The accumulator, by contrast, consists of just a handful of Merkle tree root hashes. When a Transaction spends an output, it includes not just the output's ID (as in other blockchains), but rather the entire output object, as well as a Merkle proof asserting the output's presence in the accumulator. This same Merkle proof can then be used to compute a new accumulator in which the output is marked as spent. Thus, the accumulator distributes the "cost" of the database across the network: nodes only need to store Merkle proofs for the outputs they personally care about.
This approach to UTXO management was pioneered by Tadge Dryja in his Utreexo proposal for Bitcoin. Sia's accumulator differs in a few ways (most notably, it never deletes elements), but the core idea is largely unchanged.
Element Types
As a rule of thumb, any piece of state that has a dynamic size is "stored" in the accumulator. This means that the State object itself remains constant-size, which has numerous benefits. The Sia accumulator stores the following element types:
- Siacoin elements are the most common element type. In addition to their value and address, the maturity height is also hashed.
- Siafund elements include the total tax revenue accumulated as of the element's creation. This is used to calculate the dividend when the output is spent.
- File Contract elements may be updated by revisions multiple times before they are "spent" (that is, resolved).
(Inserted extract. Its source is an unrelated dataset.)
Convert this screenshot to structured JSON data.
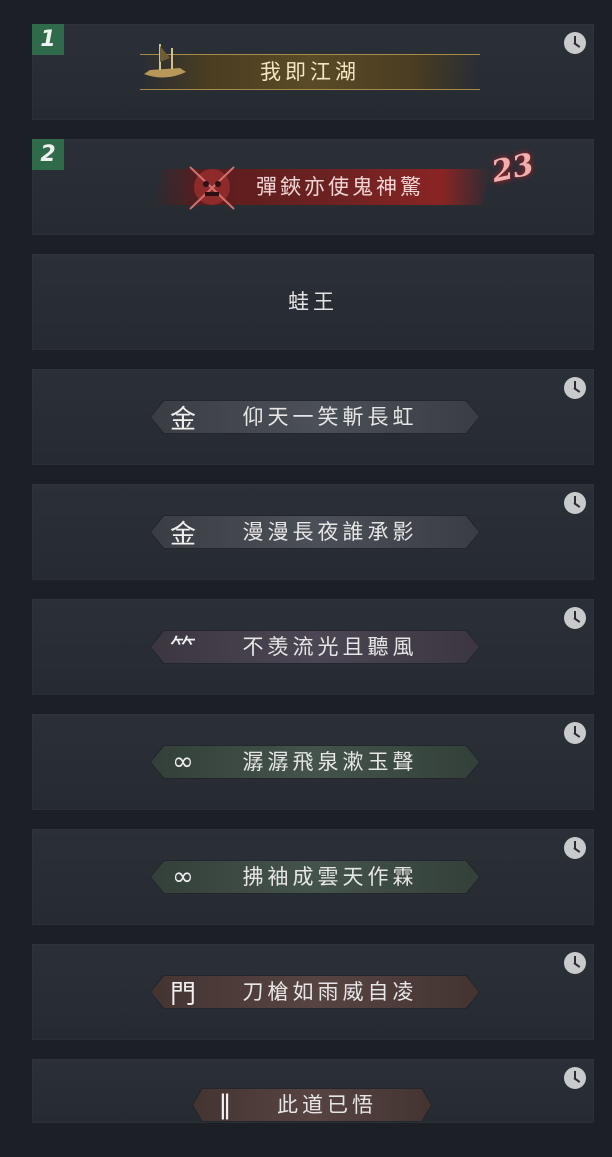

- Attestation elements are included so that they may be trustlessly downloaded by light clients.
- Chain Index elements consist of a height and a Block ID. They are referenced by storage proofs, which make use of the entropy present in the ID of an ancestor block.
Each element is concatenated with its leaf index and a "spent" flag when computing its leaf hash in the Merkle tree. The inclusion of the leaf index provides some defense against collision attacks, as the attacker must commit to colliding with a specific element in the tree instead of any element. In theory, this permits truncating the digest size by a factor of the accumulator size; but out of an abundance of caution, this optimization is not currently implemented.
Proof Basis
A Merkle proof is only valid against a particular accumulator. That accumulator—or rather, the index of that accumulator's State—is the proof's basis. This basis can be outdated: after a new block is applied, the wallet still needs to update the Merkle proofs of its outputs to accord with the new state. (This is handled automatically by all Sia node software.) This also impacts protocol design: since peers may be out of sync with respect to the current State, it is crucial to specify the basis of any Merkle proofs exchanged (e.g. when collaboratively constructing a transaction), so that they can be updated if necessary.